Mobile Content is King
Tearline employs a "mobile first" and responsive design philosophy so the reporting will travel further in a world of more smartphone and tablet screens than desktops, especially in emerging markets. The web browser version will respond well on any modern smartphone or tablet.
Green Data Links
Readers will notice two types of links within this section: regular blue hyperlinks and green data links. Green data links point to underlying data sets. If you hover over a green data link with your mouse, a pop-up box will show the data type as listed in the "Data Sources" section.
Tracking Changes within the Living Document
Tearline uses a "living document" model to update the public reports. Readers will be able to see when the story was last updated and track revisions by clicking the rewind and forward buttons in the text section. Green and red color coding will highlight the changes to the text.
As you scroll up or below the fold, navigation buttons will guide you to the revisions. You can remove the revision formatting by clicking the "Last Major Revision" link.
Hit the rewind button several times then move the story forward for the best experience reading the changes.
Major Revisions, Spotlight Updates, and Revision Descriptions
New feature to web version as of 12/1/2020
The "update" spotlight section below the title (latest, impact, and update) will briefly summarize the type of revision made and in what Tearline section.

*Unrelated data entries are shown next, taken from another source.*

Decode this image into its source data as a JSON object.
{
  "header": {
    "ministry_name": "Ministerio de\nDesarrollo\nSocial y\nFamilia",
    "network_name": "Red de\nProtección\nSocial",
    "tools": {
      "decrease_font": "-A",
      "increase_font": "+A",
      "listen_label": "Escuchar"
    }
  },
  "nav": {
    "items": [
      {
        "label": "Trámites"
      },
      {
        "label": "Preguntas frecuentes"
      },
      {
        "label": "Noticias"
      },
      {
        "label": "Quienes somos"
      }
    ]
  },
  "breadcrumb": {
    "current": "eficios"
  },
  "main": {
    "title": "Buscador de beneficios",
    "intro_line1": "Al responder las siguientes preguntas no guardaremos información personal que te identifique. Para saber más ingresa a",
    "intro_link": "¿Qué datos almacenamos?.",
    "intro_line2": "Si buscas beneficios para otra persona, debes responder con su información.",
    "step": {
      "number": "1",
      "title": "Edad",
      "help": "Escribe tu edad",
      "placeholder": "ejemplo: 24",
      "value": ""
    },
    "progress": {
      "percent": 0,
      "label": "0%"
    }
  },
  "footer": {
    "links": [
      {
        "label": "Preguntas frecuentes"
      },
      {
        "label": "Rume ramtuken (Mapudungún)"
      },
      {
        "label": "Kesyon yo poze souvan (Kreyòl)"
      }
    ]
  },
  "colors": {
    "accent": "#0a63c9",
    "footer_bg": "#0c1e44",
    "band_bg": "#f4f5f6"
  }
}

For example, the update spotlight could read "updated timeline" or "updated data sources" or "updated map." If a revision is flagged as major by the authors, the spotlight update section will read "edits to text section." The living document functions noted above stay the same - readers can toggle the text back and forth to see the changes. The "days ago" description in the spotlight update section is a legacy feature as of 12/1/2020. The native app versions of Tearline will also show spotlight updates in the Overview tab.
The Graphs section is designed to contain bar charts, histograms, infographics, and visualizations that can tell large portions of the story standing alone. The Graphs function is especially important for the Tearline apps because many mobile readers often seek out high-quality visualizations before text.
This section embeds external visualization services such as Tableau and other active content.